In the 1800’s the European infant mortality rate was very high, from 25% to 70%. In the early-to-mid 1800s, London had little in the way of water infrastructure. The majority of people used town pumps and communal wells to get their drinking water. Waste disposal was far from adequate. Most Londoners dumped raw sewage and animal wastes into open pits known as “cesspools” or directly into the Thames River. Unfortunately, the Thames River was also the source of drinking water for many Londoners.

Cholera spreads easily through contaminated water and food and kills very quickly; it often proves fatal within hours of the first symptoms of vomiting or diarrhea.

In 1854, yet another outbreak struck London, claiming the lives of tens of thousands of Europeans.
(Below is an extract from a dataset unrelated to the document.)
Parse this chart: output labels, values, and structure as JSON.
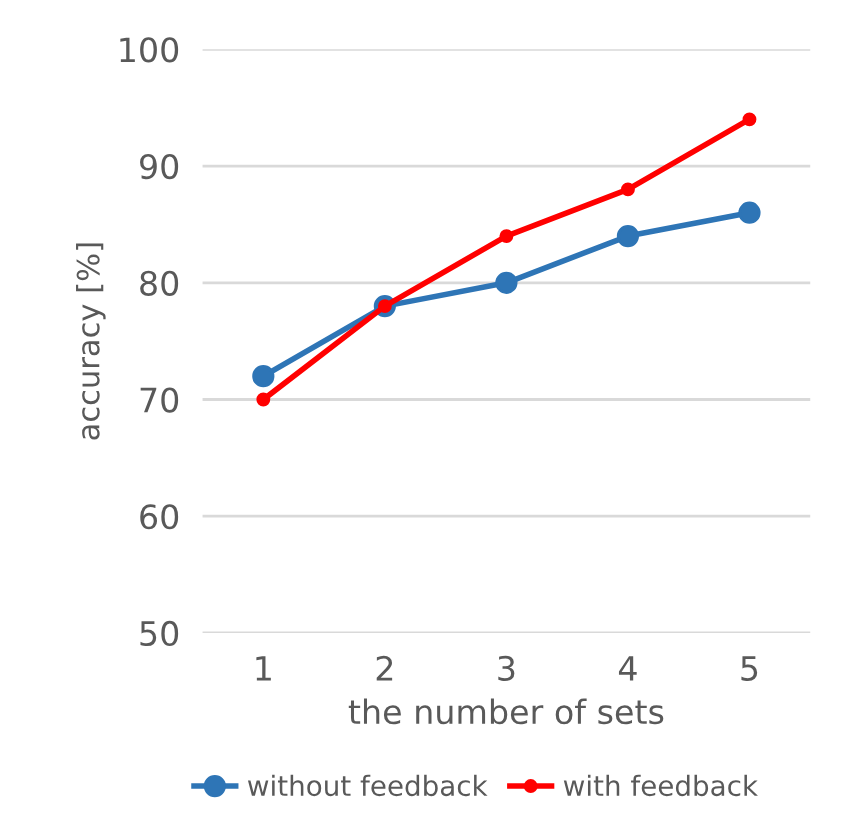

In Soho, a suburb of London, there were more than 500 fatal cases of cholera in ten days.

Dr. John Snow, who lived near Soho, was able to directly investigate what was causing the outbreak. Five years earlier, Dr. Snow had written an article about what he believed caused cholera. It was in the water, he argued. This idea flew in the face of the “wisdom” of his time. In the 1850s, doctors believed that bad vapors, or a “miasma in the atmosphere” caused disease. Dr. Snow dared to believe something different, to try something different, believing he might see different results.